Even if he did let himself sleep, though, he’s not sure he could. As it is, every time he drifts off his mind fills with swirling visions of death and decay and what if I was too late, what if I missed my window, what if what if what if.
They’re the same thoughts he has when he’s awake, but at least when he’s awake he can see the readouts next to Jim’s hospital bed and reassure himself that everything is still going fine. If not ideal, then at least stable. He’ll be out of the woods any day now.
I don’t start fights I can’t finish.
*
It’s two weeks later when Jim finally opens his eyes, and Bones hates himself for being in the middle of one of his ten-minute naps when it happens. He’s attuned himself enough to minor changes in the room’s atmosphere at this point, though, that the deep gasp he hears makes him bolt upright out of his seat.
“Don’t be so melodramatic, you were barely dead,” he says, to distract from any lingering concern that may still be present in his features. To distract from the fact that Jim was dead, capital D and everything. He waves the tricorder around to take a quick, cursory reading. It’s as much to reassure him that Jim is actually alive and okay and here as it is to give him something to distract himself with.
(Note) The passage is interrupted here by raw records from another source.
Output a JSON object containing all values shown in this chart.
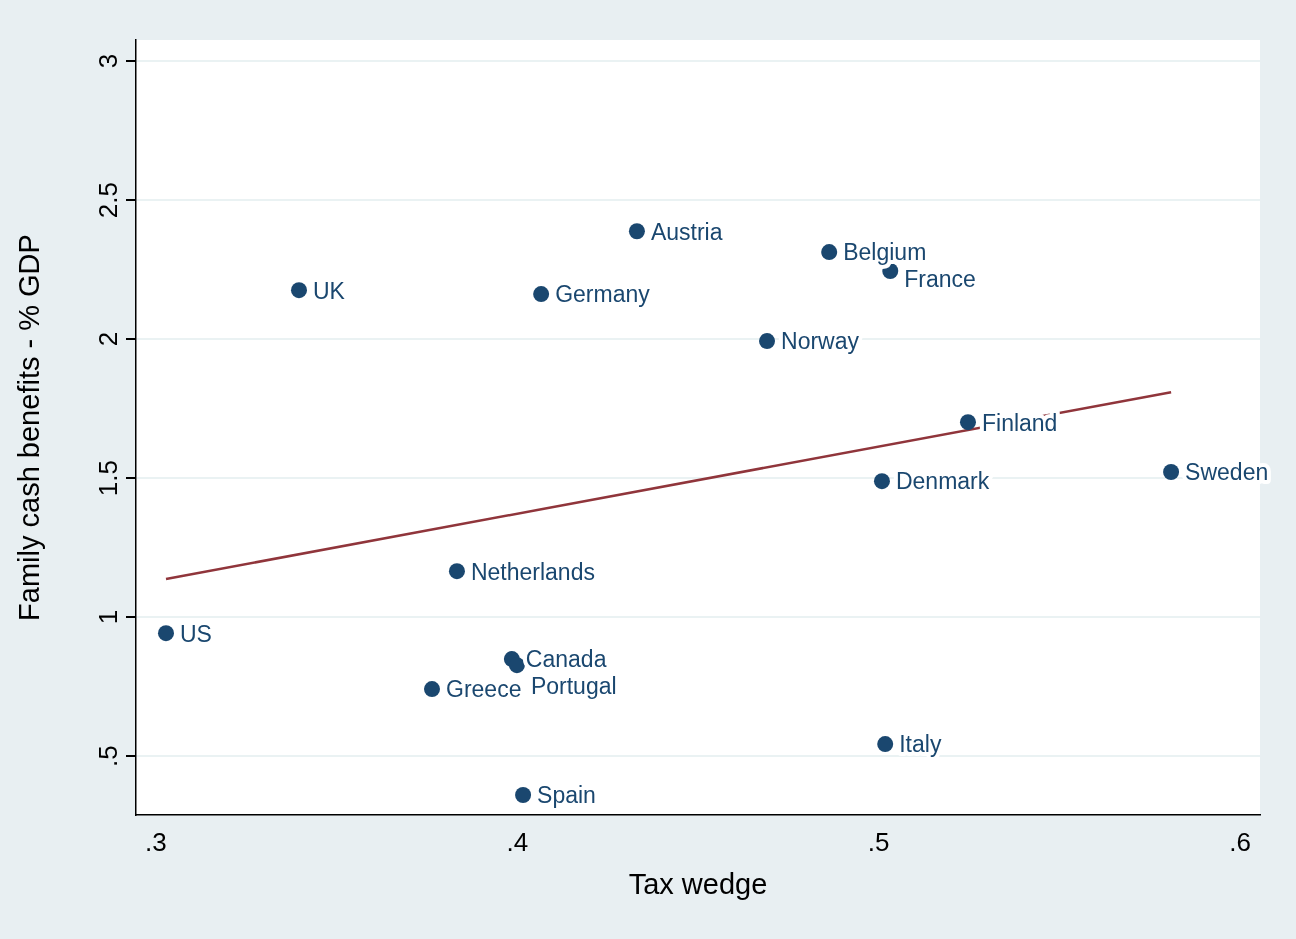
{
  "chart_data": {
    "type": "scatter",
    "xlabel": "Tax wedge",
    "ylabel": "Family cash benefits - % GDP",
    "xlim": [
      0.2945,
      0.6055
    ],
    "ylim": [
      0.288,
      3.076
    ],
    "xticks": [
      {
        "value": 0.3,
        "label": ".3"
      },
      {
        "value": 0.4,
        "label": ".4"
      },
      {
        "value": 0.5,
        "label": ".5"
      },
      {
        "value": 0.6,
        "label": ".6"
      }
    ],
    "yticks": [
      {
        "value": 0.5,
        "label": ".5"
      },
      1,
      1.5,
      2,
      2.5,
      3
    ],
    "grid": "y",
    "legend": false,
    "marker": "circle",
    "series": [
      {
        "color": "#1a476f",
        "x": [
          0.3028,
          0.3396,
          0.4331,
          0.4066,
          0.4863,
          0.5032,
          0.4691,
          0.5247,
          0.5809,
          0.5009,
          0.3833,
          0.3985,
          0.3999,
          0.3764,
          0.5018,
          0.4016
        ],
        "values": [
          0.942,
          2.176,
          2.388,
          2.162,
          2.313,
          2.245,
          1.993,
          1.701,
          1.522,
          1.489,
          1.165,
          0.849,
          0.827,
          0.741,
          0.543,
          0.36
        ],
        "value_labels": [
          "US",
          "UK",
          "Austria",
          "Germany",
          "Belgium",
          "France",
          "Norway",
          "Finland",
          "Sweden",
          "Denmark",
          "Netherlands",
          "Canada",
          "Portugal",
          "Greece",
          "Italy",
          "Spain"
        ]
      },
      {
        "type": "line",
        "color": "#90353b",
        "x": [
          0.3028,
          0.5809
        ],
        "values": [
          1.137,
          1.809
        ],
        "marker": "none"
      }
    ]
  }
}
Bones has never cried in front of Jim, not even at the academy at three in the morning when they were both stupid drunk and talking about their own miserable histories. He’s not about to start now.
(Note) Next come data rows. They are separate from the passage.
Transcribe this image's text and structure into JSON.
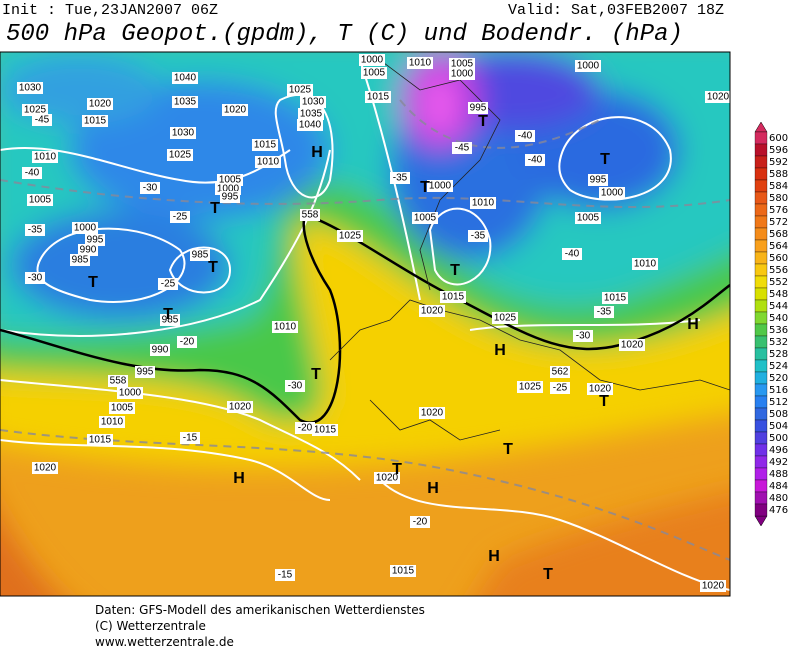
{
  "header": {
    "init": "Init : Tue,23JAN2007 06Z",
    "valid": "Valid: Sat,03FEB2007 18Z",
    "title": "500 hPa Geopot.(gpdm), T (C) und Bodendr. (hPa)"
  },
  "colorbar": {
    "levels": [
      600,
      596,
      592,
      588,
      584,
      580,
      576,
      572,
      568,
      564,
      560,
      556,
      552,
      548,
      544,
      540,
      536,
      532,
      528,
      524,
      520,
      516,
      512,
      508,
      504,
      500,
      496,
      492,
      488,
      484,
      480,
      476
    ],
    "colors": [
      "#d42a5e",
      "#b8102a",
      "#c8201a",
      "#d83010",
      "#e04010",
      "#e85818",
      "#ec6818",
      "#f07818",
      "#f48c1a",
      "#f8a01c",
      "#f8b418",
      "#f8c810",
      "#f0dc08",
      "#d8e000",
      "#b0e010",
      "#80d830",
      "#50c848",
      "#38c070",
      "#28c0a0",
      "#20c0c8",
      "#20b0e0",
      "#2898f0",
      "#2880f0",
      "#3068e0",
      "#3850e0",
      "#5040e0",
      "#7030e8",
      "#9028e8",
      "#b020e8",
      "#c818d8",
      "#a010b0",
      "#800080"
    ]
  },
  "map": {
    "labels": [
      "1030",
      "1025",
      "1020",
      "1015",
      "1040",
      "1035",
      "1030",
      "1025",
      "1020",
      "1025",
      "1030",
      "1035",
      "1040",
      "1015",
      "1010",
      "1005",
      "1000",
      "995",
      "1010",
      "1005",
      "1000",
      "995",
      "990",
      "985",
      "985",
      "985",
      "990",
      "995",
      "1000",
      "1005",
      "1010",
      "1015",
      "1020",
      "1020",
      "1010",
      "1015",
      "1025",
      "1000",
      "1005",
      "1015",
      "1010",
      "1005",
      "1000",
      "995",
      "1000",
      "1005",
      "1010",
      "1000",
      "995",
      "1000",
      "1005",
      "1010",
      "1015",
      "1020",
      "1015",
      "1020",
      "1025",
      "1020",
      "1020",
      "1025",
      "1020",
      "1015",
      "1020",
      "1020",
      "-45",
      "-40",
      "-35",
      "-30",
      "-30",
      "-25",
      "-25",
      "-20",
      "-30",
      "-20",
      "-15",
      "-20",
      "-15",
      "-45",
      "-40",
      "-40",
      "-35",
      "-40",
      "-35",
      "-30",
      "-25",
      "-35",
      "558",
      "558",
      "562"
    ],
    "centers": [
      "H",
      "T",
      "T",
      "T",
      "T",
      "T",
      "T",
      "T",
      "T",
      "T",
      "H",
      "H",
      "H",
      "T",
      "H",
      "T",
      "T",
      "H",
      "T"
    ]
  },
  "footer": {
    "lines": [
      "Daten: GFS-Modell des amerikanischen Wetterdienstes",
      "(C) Wetterzentrale",
      "www.wetterzentrale.de"
    ]
  }
}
“It’s the transfusion that really took its toll,” he continues. He’s always found comfort in medical procedure. If he explains it as something routine, something mundane, if he plays it off as less than it actually is, then maybe he won’t lose it completely. “You were out cold for two weeks.” Scared the hell out of me, he doesn’t say. Thought you’d never wake up.
Thought I did everything I could and it still wasn’t gonna be enough.
“Transfusion?” Jim asks.
And Bones knows Jim was clinically dead for nearly a week, but even so he’s usually not this thick. He raises an eyebrow. “Your cells were heavily irradiated. We had no choice.”
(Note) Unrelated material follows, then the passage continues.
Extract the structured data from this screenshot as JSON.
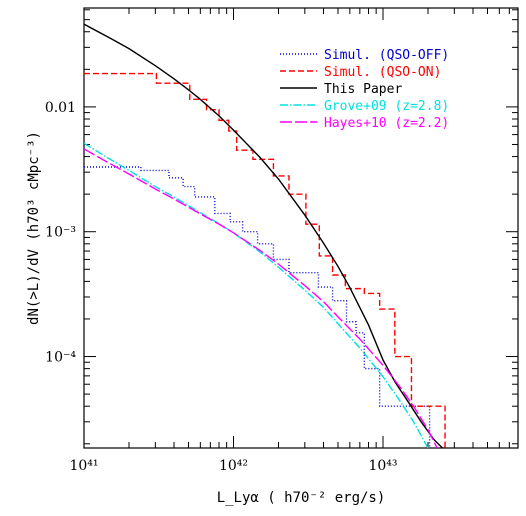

It takes a couple seconds more, but understanding seems to dawn over Jim’s face. “Khan.” Something else lights up in his eyes then, too. Something a little like worry, maybe, with a little bit of awe mixed in. Bones can’t stand looking at it.
“Yeah, once we caught him I synthesized a serum from his super blood.” Maybe if he turns it into a joke the ache in his chest will go away. Maybe Jim will take everything he says at face value without reading too much into it and they can move on without ever having to talk about this again. Without ever having to talk about what it means.
“Tell me, are you feeling homicidal, power mad, despotic?” Bones asks. What he means is, tell me, are you okay?
Jim smiles, just a little. He’s never been good at just taking things at face value.
“No more than usual,” he says. What he means is, yes, thanks to you.
The thing is, they will have to talk about it, eventually. Once Jim is cleared to leave, he’ll read the reports, and he’ll know what happened, and everyone else will figure out that Jim was supposed to be dead but now he’s here, and Bones will have to answer to someone.
The thing is, Jim will read him the riot act and Bones will read him the riot act right back, but they’ll both be saying “I missed you” underneath it all. Reality will settle around them, then, just a little. Everything will start to get more solid and palpable and real, and Jim will continue to be there. Like he’s supposed to be. Like nothing ever happened.
Because the other thing is that Bones never gives up on things. Half the time it ends up biting him in the ass. He’s willing to admit, though, just this once, that maybe sometimes it’s a good thing.